彼女は昨日、魔力をほぼ全消費して様々な物を生み出し、そして寝たのだ。
そこから起きる結末はたった一つ。
「まさか、今日になっても魔力が1も回復してないなんて……」
少女は自身のステータスを確認する。
510/10000000
「これで生み出せるものって何?……あぁ、一応ご飯は何回か出せる……」
少女は残り魔力で必要そうなものを考える。
主に水、食料。それ以外にも欲しいものはあったが、流石に食料に勝るものはあるまい。
「荷物……置いていくしかないか……」
少女は、じっと自分の生み出したものを確認する。
テントやら、発電機やら、ソーラーパネルやら。
現代レベルの生活を行いたいが為に出したものではあったが、これをそのまま持っていくのは体力的にも、物理的にも無理がある。
「しくったぁ~!」
少女は自分の行いを悔やまないタイプの人間ではあったが、それでも今回の事にはかなりの悔いが残った。
「ステレオタイプって、本当に恐ろしいわー……」
しかし、打ちひしがれている間にも無常にも時は流れていく。
流石に今の明るい時間帯を逃すわけにはいかないと、少女は歩き始めた。
片手にスマホ、そして背中にはできる限りの食料とモバイルバッテリーその他を詰めたカバンを持って。

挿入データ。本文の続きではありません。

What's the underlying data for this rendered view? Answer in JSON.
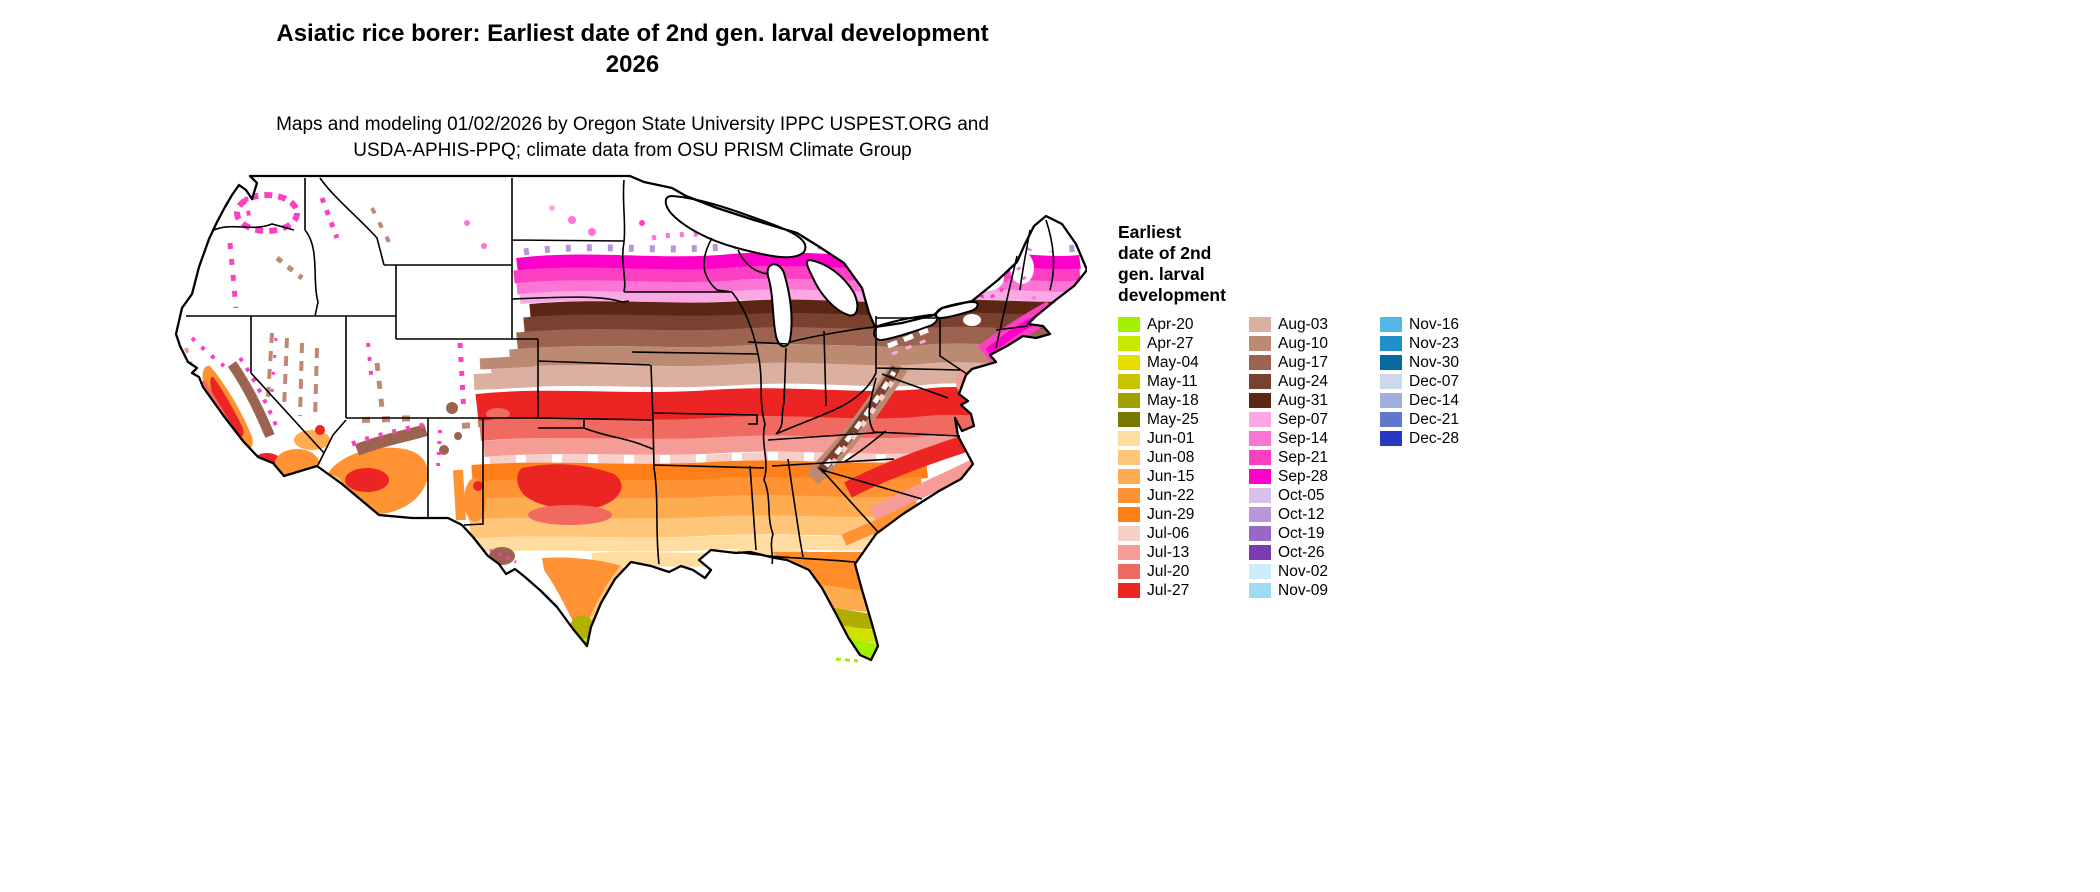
{
  "title": {
    "line1": "Asiatic rice borer: Earliest date of 2nd gen. larval development",
    "line2": "2026"
  },
  "subtitle": {
    "line1": "Maps and modeling 01/02/2026 by Oregon State University IPPC USPEST.ORG and",
    "line2": "USDA-APHIS-PPQ; climate data from OSU PRISM Climate Group"
  },
  "legend": {
    "title_lines": [
      "Earliest",
      "date of 2nd",
      "gen. larval",
      "development"
    ],
    "columns": [
      [
        {
          "label": "Apr-20",
          "color": "#a0f000"
        },
        {
          "label": "Apr-27",
          "color": "#c8e800"
        },
        {
          "label": "May-04",
          "color": "#e6de00"
        },
        {
          "label": "May-11",
          "color": "#c8c400"
        },
        {
          "label": "May-18",
          "color": "#a0a000"
        },
        {
          "label": "May-25",
          "color": "#787800"
        },
        {
          "label": "Jun-01",
          "color": "#ffdca0"
        },
        {
          "label": "Jun-08",
          "color": "#ffc578"
        },
        {
          "label": "Jun-15",
          "color": "#ffab50"
        },
        {
          "label": "Jun-22",
          "color": "#ff9232"
        },
        {
          "label": "Jun-29",
          "color": "#ff7f18"
        },
        {
          "label": "Jul-06",
          "color": "#f8cfc8"
        },
        {
          "label": "Jul-13",
          "color": "#f69c96"
        },
        {
          "label": "Jul-20",
          "color": "#f16a62"
        },
        {
          "label": "Jul-27",
          "color": "#ec2424"
        }
      ],
      [
        {
          "label": "Aug-03",
          "color": "#dcb0a0"
        },
        {
          "label": "Aug-10",
          "color": "#bc8a72"
        },
        {
          "label": "Aug-17",
          "color": "#9c6450"
        },
        {
          "label": "Aug-24",
          "color": "#7a4030"
        },
        {
          "label": "Aug-31",
          "color": "#5c2614"
        },
        {
          "label": "Sep-07",
          "color": "#fca8e4"
        },
        {
          "label": "Sep-14",
          "color": "#fc74d4"
        },
        {
          "label": "Sep-21",
          "color": "#fc40c4"
        },
        {
          "label": "Sep-28",
          "color": "#ff00c8"
        },
        {
          "label": "Oct-05",
          "color": "#d8c0ea"
        },
        {
          "label": "Oct-12",
          "color": "#b896d8"
        },
        {
          "label": "Oct-19",
          "color": "#9868c4"
        },
        {
          "label": "Oct-26",
          "color": "#7a3cb0"
        },
        {
          "label": "Nov-02",
          "color": "#ccecfa"
        },
        {
          "label": "Nov-09",
          "color": "#9cdcf4"
        }
      ],
      [
        {
          "label": "Nov-16",
          "color": "#54b8e4"
        },
        {
          "label": "Nov-23",
          "color": "#2090c8"
        },
        {
          "label": "Nov-30",
          "color": "#0868a0"
        },
        {
          "label": "Dec-07",
          "color": "#ccd8ec"
        },
        {
          "label": "Dec-14",
          "color": "#a0b0dc"
        },
        {
          "label": "Dec-21",
          "color": "#6078cc"
        },
        {
          "label": "Dec-28",
          "color": "#2838c0"
        }
      ]
    ]
  }
}
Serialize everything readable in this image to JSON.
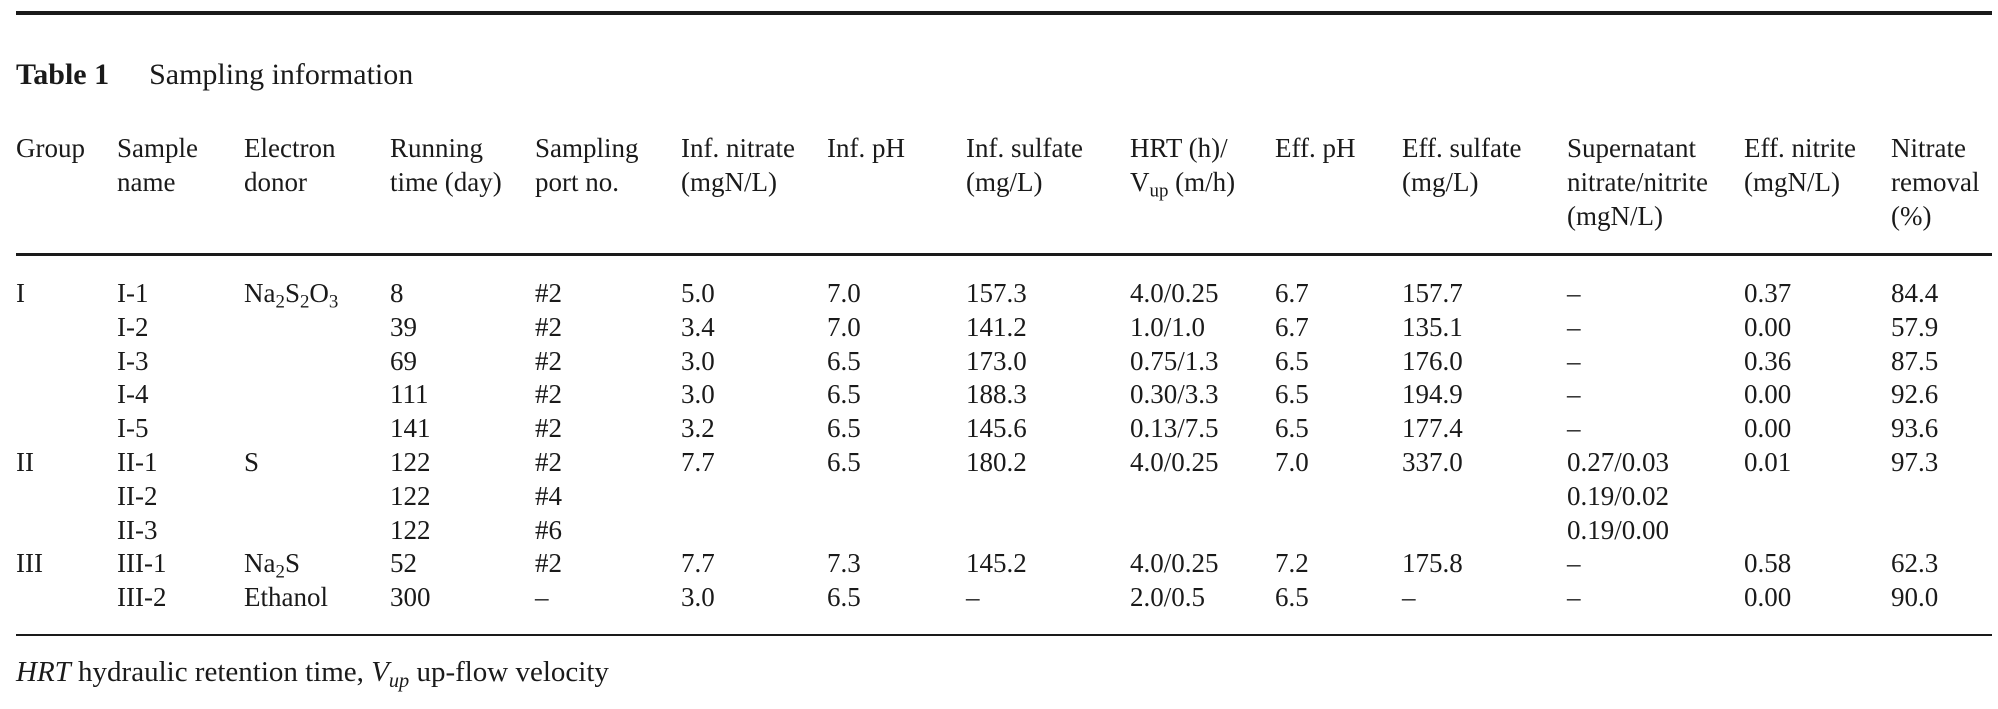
{
  "caption": {
    "label": "Table 1",
    "title": "Sampling information"
  },
  "table": {
    "headers": [
      "Group|Sample\nname",
      "Electron\ndonor",
      "Running\ntime (day)",
      "Sampling\nport no.",
      "Inf. nitrate\n(mgN/L)",
      "Inf. pH",
      "Inf. sulfate\n(mg/L)",
      "HRT (h)/\nV_up (m/h)",
      "Eff. pH",
      "Eff. sulfate\n(mg/L)",
      "Supernatant\nnitrate/nitrite\n(mgN/L)",
      "Eff. nitrite\n(mgN/L)",
      "Nitrate\nremoval\n(%)"
    ],
    "header_cells": [
      "Group",
      "Sample\nname",
      "Electron\ndonor",
      "Running\ntime (day)",
      "Sampling\nport no.",
      "Inf. nitrate\n(mgN/L)",
      "Inf. pH",
      "Inf. sulfate\n(mg/L)",
      "HRT (h)/\nV_up (m/h)",
      "Eff. pH",
      "Eff. sulfate\n(mg/L)",
      "Supernatant\nnitrate/nitrite\n(mgN/L)",
      "Eff. nitrite\n(mgN/L)",
      "Nitrate\nremoval\n(%)"
    ],
    "rows": [
      [
        "I",
        "I-1",
        "Na2S2O3",
        "8",
        "#2",
        "5.0",
        "7.0",
        "157.3",
        "4.0/0.25",
        "6.7",
        "157.7",
        "–",
        "0.37",
        "84.4"
      ],
      [
        "",
        "I-2",
        "",
        "39",
        "#2",
        "3.4",
        "7.0",
        "141.2",
        "1.0/1.0",
        "6.7",
        "135.1",
        "–",
        "0.00",
        "57.9"
      ],
      [
        "",
        "I-3",
        "",
        "69",
        "#2",
        "3.0",
        "6.5",
        "173.0",
        "0.75/1.3",
        "6.5",
        "176.0",
        "–",
        "0.36",
        "87.5"
      ],
      [
        "",
        "I-4",
        "",
        "111",
        "#2",
        "3.0",
        "6.5",
        "188.3",
        "0.30/3.3",
        "6.5",
        "194.9",
        "–",
        "0.00",
        "92.6"
      ],
      [
        "",
        "I-5",
        "",
        "141",
        "#2",
        "3.2",
        "6.5",
        "145.6",
        "0.13/7.5",
        "6.5",
        "177.4",
        "–",
        "0.00",
        "93.6"
      ],
      [
        "II",
        "II-1",
        "S",
        "122",
        "#2",
        "7.7",
        "6.5",
        "180.2",
        "4.0/0.25",
        "7.0",
        "337.0",
        "0.27/0.03",
        "0.01",
        "97.3"
      ],
      [
        "",
        "II-2",
        "",
        "122",
        "#4",
        "",
        "",
        "",
        "",
        "",
        "",
        "0.19/0.02",
        "",
        ""
      ],
      [
        "",
        "II-3",
        "",
        "122",
        "#6",
        "",
        "",
        "",
        "",
        "",
        "",
        "0.19/0.00",
        "",
        ""
      ],
      [
        "III",
        "III-1",
        "Na2S",
        "52",
        "#2",
        "7.7",
        "7.3",
        "145.2",
        "4.0/0.25",
        "7.2",
        "175.8",
        "–",
        "0.58",
        "62.3"
      ],
      [
        "",
        "III-2",
        "Ethanol",
        "300",
        "–",
        "3.0",
        "6.5",
        "–",
        "2.0/0.5",
        "6.5",
        "–",
        "–",
        "0.00",
        "90.0"
      ]
    ]
  },
  "footnote": {
    "hrt_abbr": "HRT",
    "hrt_text": " hydraulic retention time, ",
    "vup_abbr": "V",
    "vup_sub": "up",
    "vup_text": " up-flow velocity"
  }
}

それは、『創造』で作成した物をすべてここに放置していくのはあまりにももったいないと思ったが故だ。
「異世界チートでマップアプリが異世界対応しているなんてことは……ないよね」
さっとスマホのアプリを確認しつつ、あてもなく歩き始めた少女。
「道っぽいのがあれば、それをたどって人里につけるから!まずはそれを目指そう!」
そして歩くこと数時間。
すでに足は棒のようになり、何度かの休憩を取りつつ、移動を続けると、ある程度の幅で草の無い道があるところを発見した。
「あった~!道!」
当ても無い旅路は精神をゴリゴリと削り、もはや心が折れる一歩手前であったが、なんとか希望をつないだ。
「これをたどれば、とりあえず人のいる所に行ける……!」
少女は一歩を踏み出した。
きっとこの先には人里があると信じて。
残り少ない魔力で食料をやりくりしつつ、少女は進む。
少女が、少年に出会えるまで、もう少しかかる。